What Mickey Moran and that club have done in the last three seasons has been simply unbelievable. The scale of their achievements in such a short space of time with such a limited stretch of land honestly knows no worthy description.

We don’t need to talk about how their club continues to do the impossible and how if Slaughtneil doesn’t shake every other community into action and pure pride of place, then nothing will.

We do need to talk about Chrissy McKaigue though.

The Derry captain led from the front in Newry on Saturday afternoon as Robert Emmet’s once more stared down the barrel of a gun and scared it into retreat. He led from the front with heart, with power, with balls and drive. He led from the front, from the back.

At number six, McKaigue manned the centre of the Slaughtneil rearguard and he defended it with all his life.

He never gave Diarmuid Connolly a second’s peace and, the one time the Dublin All-Star broke free to curl over a beauty off the left, McKaigue almost took it as a personal insult.

He went straight back up the other end and hoofed over an almighty effort from the right flank. When he came out for the second period, he was a man on a mission. A deadly mission.

McKaigue kicked the sides level, six apiece straight after half time and Slaughtneil would never fall behind again.

Paul Bradley put them ahead and then Antoin McMullan sprang to action with a cat-like piece of movement across his goal line to keep Vincent’s at bay.

Gavin Burke equalised. Then McKaigue strode forward.

The Ulster champions smelt blood. Sammy Bradley and Shane McGuigan joined in on the action as Slaughtneil pushed three points clear.

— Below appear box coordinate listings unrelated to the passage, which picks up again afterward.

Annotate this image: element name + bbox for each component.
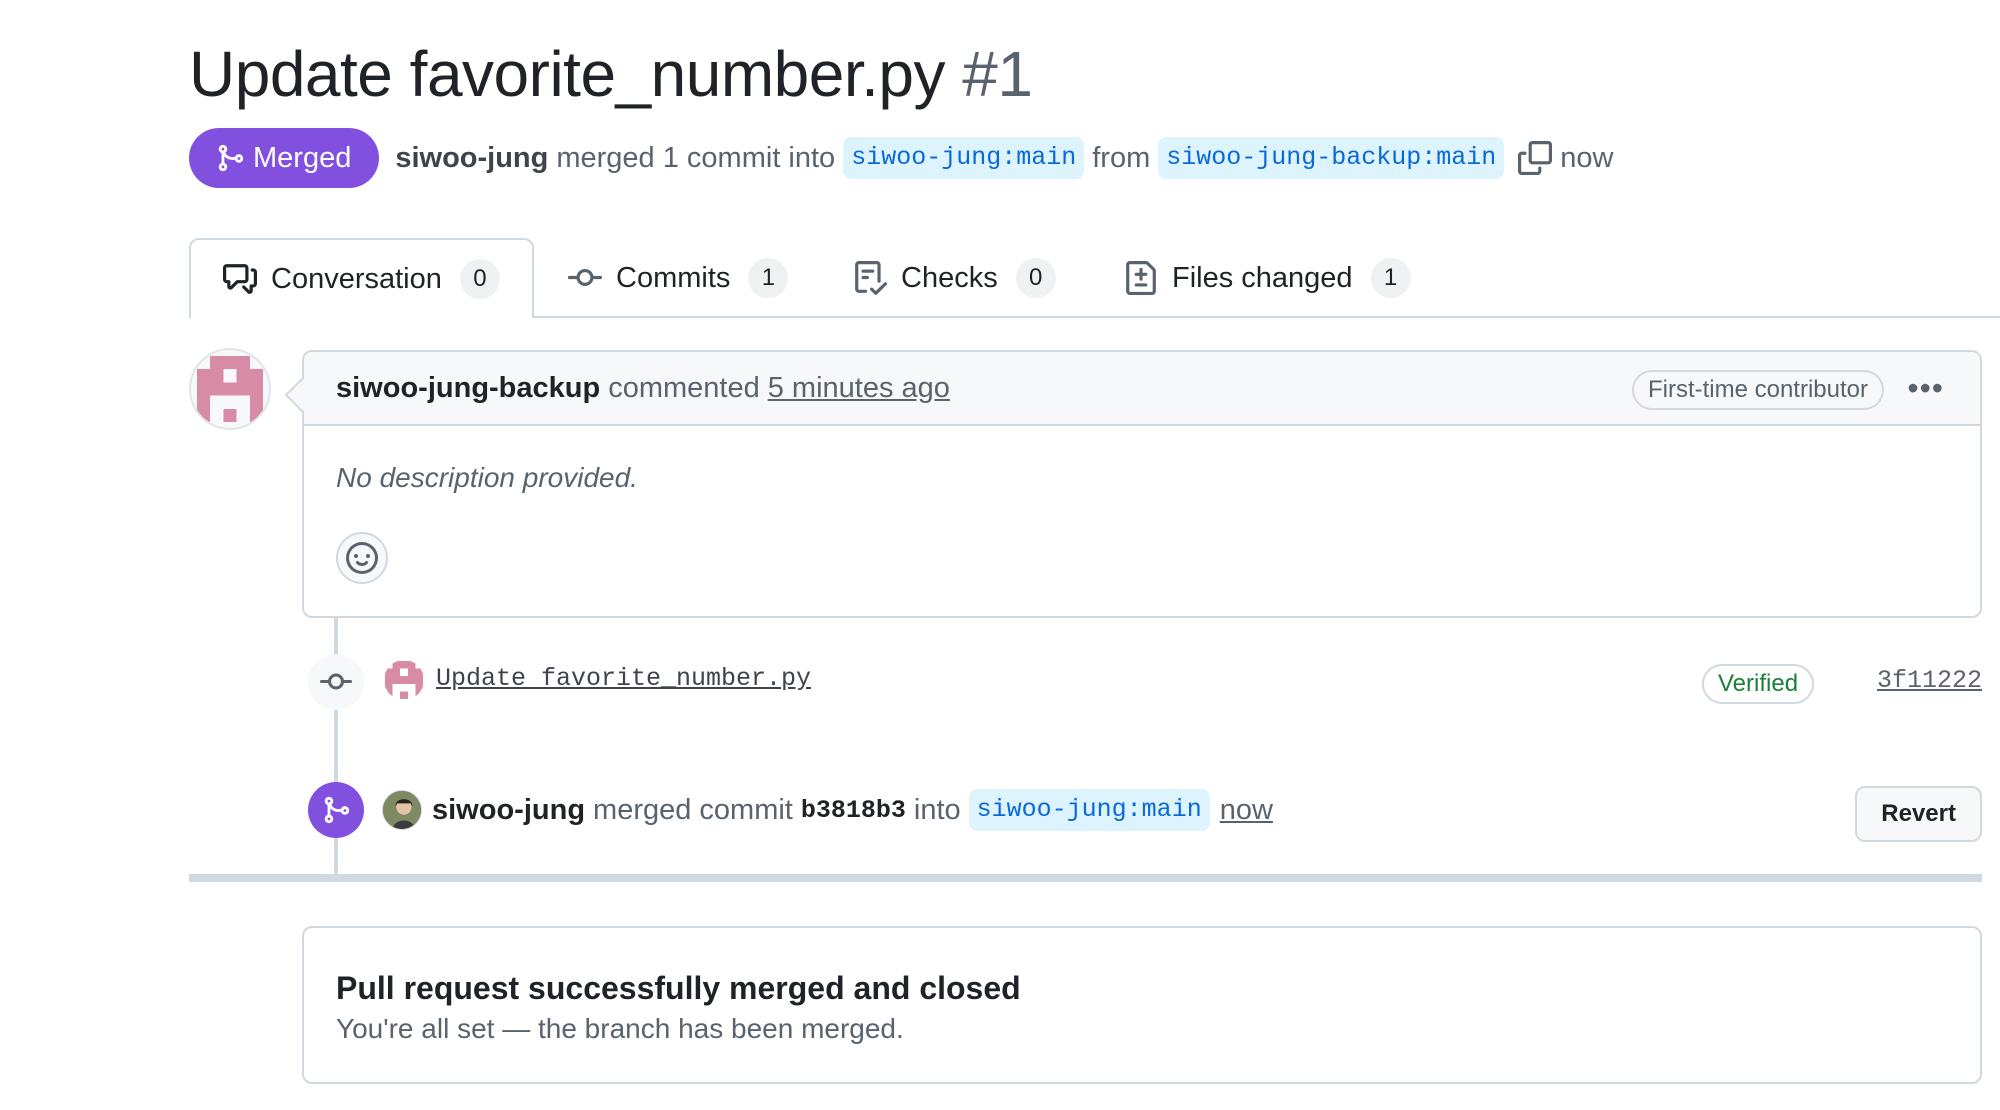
tab-label: Files changed [1172, 261, 1353, 294]
git-merge-icon [218, 144, 244, 172]
user-photo-avatar [383, 791, 421, 829]
comment: siwoo-jung-backup commented 5 minutes ag… [302, 350, 1982, 618]
copy-icon [1518, 141, 1553, 175]
tab-commits[interactable]: Commits 1 [568, 238, 789, 318]
tab-label: Checks [901, 261, 998, 294]
commit-message-link[interactable]: Update favorite_number.py [436, 664, 811, 693]
page-title: Update favorite_number.py #1 [189, 38, 1033, 110]
merge-text: merged commit [593, 793, 793, 826]
verified-badge[interactable]: Verified [1702, 664, 1815, 704]
pr-number: #1 [962, 38, 1033, 110]
commit-sha-link[interactable]: 3f11222 [1877, 666, 1982, 695]
merge-status-title: Pull request successfully merged and clo… [336, 970, 1021, 1006]
comment-author[interactable]: siwoo-jung-backup [336, 372, 600, 405]
into-text: into [913, 793, 961, 826]
file-diff-icon [1126, 261, 1156, 295]
comment-action: commented [608, 371, 760, 404]
checklist-icon [855, 261, 887, 295]
avatar[interactable] [382, 790, 422, 830]
comment-header: siwoo-jung-backup commented 5 minutes ag… [304, 352, 1980, 426]
state-label: Merged [253, 141, 352, 174]
timeline-end-divider [189, 874, 1982, 882]
tab-counter: 1 [748, 258, 789, 298]
tab-counter: 0 [1015, 258, 1056, 298]
tab-files-changed[interactable]: Files changed 1 [1124, 238, 1411, 318]
from-text: from [1092, 141, 1151, 174]
pr-title-text: Update favorite_number.py [189, 38, 945, 110]
tab-conversation[interactable]: Conversation 0 [189, 238, 534, 318]
tab-label: Commits [616, 261, 731, 294]
author-link[interactable]: siwoo-jung [395, 142, 548, 175]
contributor-badge: First-time contributor [1631, 370, 1884, 410]
comment-body: No description provided. [336, 462, 638, 493]
identicon-avatar [197, 356, 263, 422]
comment-discussion-icon [223, 264, 257, 294]
meta-time: now [1560, 141, 1614, 174]
merge-event: siwoo-jung merged commit b3818b3 into si… [432, 789, 1273, 831]
copy-branch-button[interactable] [1518, 141, 1553, 175]
git-commit-icon [568, 268, 602, 286]
merge-node [308, 782, 364, 838]
avatar[interactable] [189, 348, 271, 430]
merged-text: merged 1 commit into [556, 141, 836, 174]
tab-checks[interactable]: Checks 0 [853, 238, 1056, 318]
state-badge: Merged [189, 128, 380, 188]
smiley-icon [346, 542, 378, 574]
add-reaction-button[interactable] [336, 532, 388, 584]
git-commit-icon [320, 673, 352, 690]
head-branch[interactable]: siwoo-jung-backup:main [1158, 137, 1505, 179]
avatar[interactable] [384, 660, 424, 700]
merge-branch[interactable]: siwoo-jung:main [968, 789, 1210, 831]
merge-sha-link[interactable]: b3818b3 [801, 796, 906, 825]
commit-node [308, 654, 364, 710]
tab-counter: 0 [459, 259, 500, 299]
tab-label: Conversation [271, 262, 442, 295]
merge-status-box: Pull request successfully merged and clo… [302, 926, 1982, 1084]
kebab-horizontal-icon[interactable]: ••• [1907, 372, 1944, 404]
merge-status-subtitle: You're all set — the branch has been mer… [336, 1013, 904, 1044]
identicon-avatar [385, 661, 423, 699]
comment-time[interactable]: 5 minutes ago [768, 372, 950, 405]
tab-counter: 1 [1370, 258, 1411, 298]
base-branch[interactable]: siwoo-jung:main [843, 137, 1085, 179]
git-merge-icon [324, 796, 350, 824]
pr-meta: Merged siwoo-jung merged 1 commit into s… [189, 128, 1614, 188]
revert-button[interactable]: Revert [1855, 786, 1982, 842]
merge-author-link[interactable]: siwoo-jung [432, 794, 585, 827]
merge-time[interactable]: now [1220, 794, 1273, 827]
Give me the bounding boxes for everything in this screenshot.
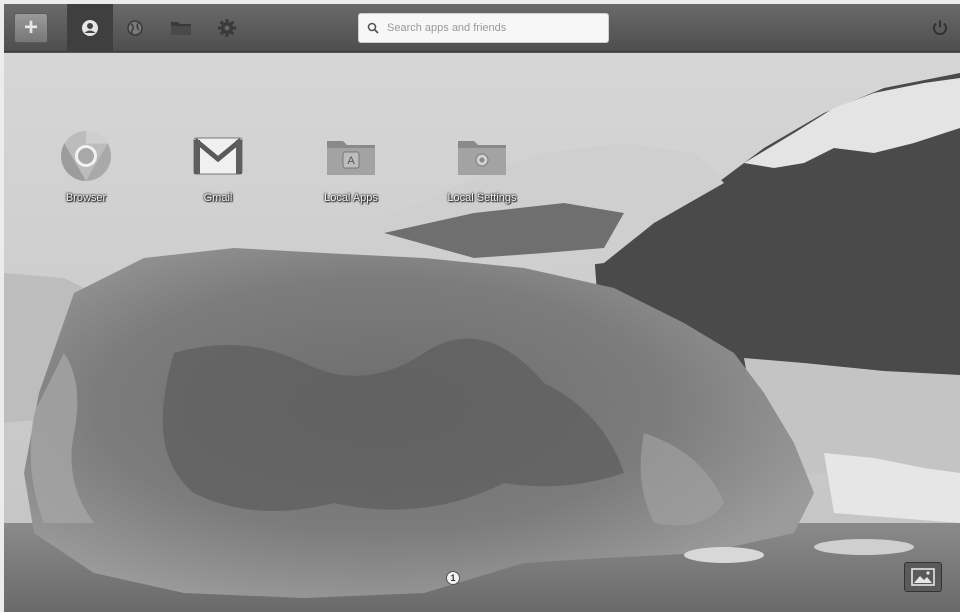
search-icon — [367, 22, 379, 34]
globe-icon — [127, 20, 143, 36]
app-local-settings[interactable]: Local Settings — [432, 128, 532, 204]
local-apps-folder-icon: A — [323, 128, 379, 184]
picture-icon — [911, 568, 935, 586]
tab-globe[interactable] — [112, 4, 158, 52]
top-bar: + — [4, 4, 960, 52]
svg-text:A: A — [347, 155, 355, 167]
app-browser[interactable]: Browser — [36, 128, 136, 204]
app-label: Browser — [65, 192, 107, 204]
screen: + Search apps and friends Browser Gmail … — [0, 0, 960, 612]
app-label: Local Settings — [447, 192, 517, 204]
search-input[interactable] — [387, 22, 597, 34]
plus-icon: + — [23, 14, 38, 41]
desktop: Browser Gmail A Local Apps Local Setting… — [4, 53, 960, 612]
power-icon — [933, 20, 947, 35]
os-frame: + Search apps and friends Browser Gmail … — [4, 4, 960, 612]
folder-icon — [171, 22, 191, 35]
gmail-icon — [190, 128, 246, 184]
power-button[interactable] — [924, 4, 956, 52]
tab-settings[interactable] — [204, 4, 250, 52]
change-wallpaper-button[interactable] — [904, 562, 942, 592]
home-dashboard-icon — [82, 20, 98, 36]
search-box[interactable] — [358, 13, 609, 43]
chrome-browser-icon — [58, 128, 114, 184]
page-indicator[interactable]: 1 — [446, 571, 460, 585]
local-settings-folder-icon — [454, 128, 510, 184]
add-button[interactable]: + — [14, 13, 48, 43]
app-local-apps[interactable]: A Local Apps — [301, 128, 401, 204]
app-label: Local Apps — [324, 192, 378, 204]
tab-home[interactable] — [67, 4, 113, 52]
tab-folder[interactable] — [158, 4, 204, 52]
app-gmail[interactable]: Gmail — [168, 128, 268, 204]
gear-icon — [218, 19, 236, 37]
app-label: Gmail — [203, 192, 233, 204]
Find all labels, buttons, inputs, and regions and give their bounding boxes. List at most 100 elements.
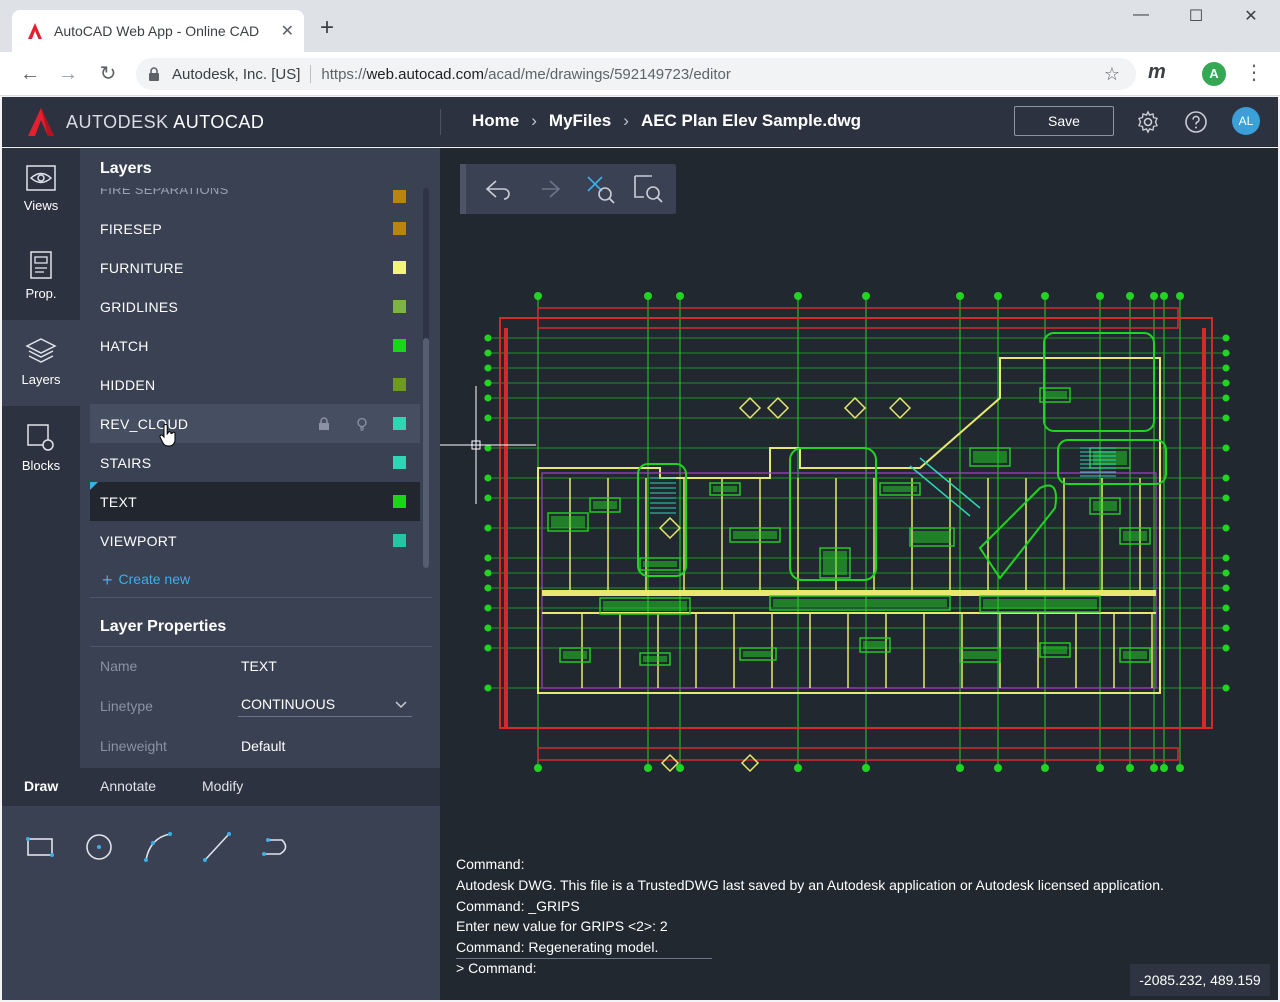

Gavin Burke responded. Then McKaigue strode forward.

Four points from his own 45′ and still the opposition couldn’t get a handle on him. Eventually, the man he was keeping well under wraps reacted with an overly-aggressive tackle. Connolly was booked, McKaigue jumped into the air in celebration. Pure passion. Pure Slaughtneil.

As if it wasn’t enough, they were hanging on to a two-point advantage with 59 minutes on the clock. Diarmuid Connolly came across the 13′, he was ready to unleash an effort at goals. McKaigue intervened.

https://twitter.com/eoghanandonly/status/830436815161147392

Slaughtneil hung on because Chrissy McKaigue wouldn’t allow them to let go.

Two years later, they’re back in the All-Ireland final. You just get the feeling that they want to put their memories of Croke Park right this time. They’ll have a heck of a chance with this man leading the way.

But they’ve a hurling semi-final to take care of first.